As well, she found the province’s chief medical officer of health did not fully exercise his powers in responding to the pandemic, or issue directives to local health officials to ensure a consistent approach across regions.

The auditor general also raised concerns that lab testing, case management and contact tracing were not being conducted in a timely enough manner to limit the spread of the virus, noting that between January and August, all but one public health unit failed to meet the target of reporting test results within a day 60 per cent of the time.

The findings are part of a special report released today that examines Ontario’s emergency management in the context of the pandemic, and its outbreak planning and decision-making, among other things.

In the report, Lysyk said many of the issues her office identified would have been avoidable if the province had acted on key lessons from the 2003 SARS outbreak before or during the health crisis.

COVID-19 and the holidays

Toronto and Peel Region are currently under the grey or lockdown level in the province’s tiered COVID-19 alert system, with those restrictions set to stay in place at least until the week of Christmas.

Public health measures under the lockdown level include a ban on indoor gatherings except with those in the same household, as well as closing down restaurants for all but takeout and delivery.


Shops in Toronto’s Roncesvalles neighbourhood hang posters in their storefronts encouraging people to buy local as the holiday season approaches. (Evan Mitsui/CBC )

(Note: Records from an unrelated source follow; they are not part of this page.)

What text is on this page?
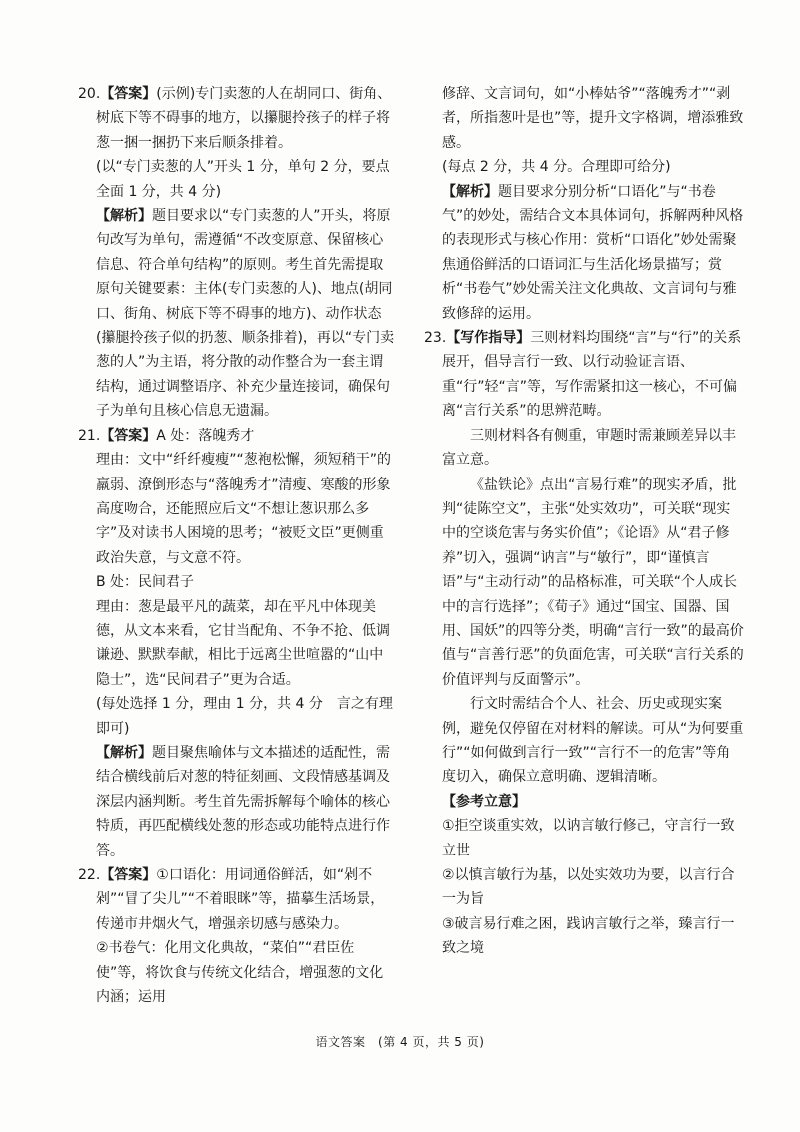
20.【答案】(示例)专门卖葱的人在胡同口、街角、树底下等不碍事的地方，以攥腿拎孩子的样子将葱一捆一捆扔下来后顺条排着。

(以“专门卖葱的人”开头 1 分，单句 2 分，要点全面 1 分，共 4 分)

【解析】题目要求以“专门卖葱的人”开头，将原句改写为单句，需遵循“不改变原意、保留核心信息、符合单句结构”的原则。考生首先需提取原句关键要素：主体(专门卖葱的人)、地点(胡同口、街角、树底下等不碍事的地方)、动作状态(攥腿拎孩子似的扔葱、顺条排着)，再以“专门卖葱的人”为主语，将分散的动作整合为一套主谓结构，通过调整语序、补充少量连接词，确保句子为单句且核心信息无遗漏。

21.【答案】A 处：落魄秀才

理由：文中“纤纤瘦瘦”“葱袍松懈，须短稍干”的羸弱、潦倒形态与“落魄秀才”清瘦、寒酸的形象高度吻合，还能照应后文“不想让葱识那么多字”及对读书人困境的思考；“被贬文臣”更侧重政治失意，与文意不符。

B 处：民间君子

理由：葱是最平凡的蔬菜，却在平凡中体现美德，从文本来看，它甘当配角、不争不抢、低调谦逊、默默奉献，相比于远离尘世喧嚣的“山中隐士”，选“民间君子”更为合适。

(每处选择 1 分，理由 1 分，共 4 分　言之有理即可)

【解析】题目聚焦喻体与文本描述的适配性，需结合横线前后对葱的特征刻画、文段情感基调及深层内涵判断。考生首先需拆解每个喻体的核心特质，再匹配横线处葱的形态或功能特点进行作答。

22.【答案】①口语化：用词通俗鲜活，如“剁不剁”“冒了尖儿”“不着眼眯”等，描摹生活场景，传递市井烟火气，增强亲切感与感染力。

②书卷气：化用文化典故，“菜伯”“君臣佐使”等，将饮食与传统文化结合，增强葱的文化内涵；运用

修辞、文言词句，如“小棒姑爷”“落魄秀才”“剥者，所指葱叶是也”等，提升文字格调，增添雅致感。

(每点 2 分，共 4 分。合理即可给分)

【解析】题目要求分别分析“口语化”与“书卷气”的妙处，需结合文本具体词句，拆解两种风格的表现形式与核心作用：赏析“口语化”妙处需聚焦通俗鲜活的口语词汇与生活化场景描写；赏析“书卷气”妙处需关注文化典故、文言词句与雅致修辞的运用。

23.【写作指导】三则材料均围绕“言”与“行”的关系展开，倡导言行一致、以行动验证言语、重“行”轻“言”等，写作需紧扣这一核心，不可偏离“言行关系”的思辨范畴。

三则材料各有侧重，审题时需兼顾差异以丰富立意。

《盐铁论》点出“言易行难”的现实矛盾，批判“徒陈空文”，主张“处实效功”，可关联“现实中的空谈危害与务实价值”；《论语》从“君子修养”切入，强调“讷言”与“敏行”，即“谨慎言语”与“主动行动”的品格标准，可关联“个人成长中的言行选择”；《荀子》通过“国宝、国器、国用、国妖”的四等分类，明确“言行一致”的最高价值与“言善行恶”的负面危害，可关联“言行关系的价值评判与反面警示”。

行文时需结合个人、社会、历史或现实案例，避免仅停留在对材料的解读。可从“为何要重行”“如何做到言行一致”“言行不一的危害”等角度切入，确保立意明确、逻辑清晰。

【参考立意】

①拒空谈重实效，以讷言敏行修己，守言行一致立世

②以慎言敏行为基，以处实效功为要，以言行合一为旨

③破言易行难之困，践讷言敏行之举，臻言行一致之境

语文答案　(第 4 页，共 5 页)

The province’s chief medical officer of health said earlier this week it seemed unlikely the situation would improve in those regions enough over 28 days to warrant moving them to the red alert level, which is one level lower. Previously, Dr. David Williams was derided for his suggestion that the entire province could be in the green zone by Christmas. 

Five other regions — Hamilton, Durham, Halton, York and Waterloo — are currently classified as red zones, which caps social gatherings at five people indoors and 25 outdoors.

Ontario’s most recent modelling showed the province is on track to see up to 6,500 new daily cases of COVID-19 by mid-December, though those projections are expected to be updated Thursday.